Question

What is the action of the following reagent on ethanoic acid?
$LiAl{H_4}/{H_3}{O^ + }$.

Answer 1

Alcohols when oxidized convert to aldehydes or ketones. Aldehydes when oxidized convert to carboxylic acids. The reducing agents such as Lithium Aluminum hydride reduce carboxylic acids to alcohols straight away because they have strong reducing properties. Addition of hydrogen is referred to as reduction.

Complete answer:
Lithium aluminium hydride in the presence of an acid is a strong reducing agent that will reduce a carboxylic acid to corresponding alcohol with the same carbon number. No aldehyde will be formed because of the strong reducing action of this particular reducing agent. In this case the hydrogens will be added to the carbon and so the basic definition of reduction, which is related to the direct addition of hydrogens is sufficient.
Since ethanoic acid is a two carbon carboxylic acid, a two carbon alcohol will be formed with - OH attached to the same carbon atom to which carboxylic acid group - COOH was attached.
The reaction is shown below:
$C{H_3} - COOH\mathop {\mathop \to \limits_{{H_3}{O^ + }} }\limits^{LiAl{H_4}} C{H_3} - C{H_2} - OH$
By successive replacement of oxygen atoms attached to the carbon by hydrogen atoms, the $- COOH$ group has been reduced to $- C{H_2} - OH$ group by $LiAl{H_4}$.
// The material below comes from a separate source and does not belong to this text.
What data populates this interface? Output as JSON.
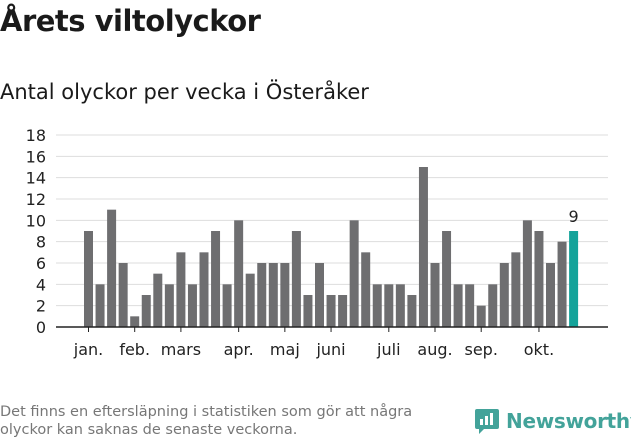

Therefore, ethanol is formed as a result of the reduction of ethanoic acid by Lithium aluminium hydride in the presence of an acid.

Note: Lithium aluminium hydride, commonly abbreviated to LAH, is an inorganic compound with the chemical formula $LiAl{H_4}$. Acetaldehyde is not formed because Lithium aluminium hydride is a strong reducing agent.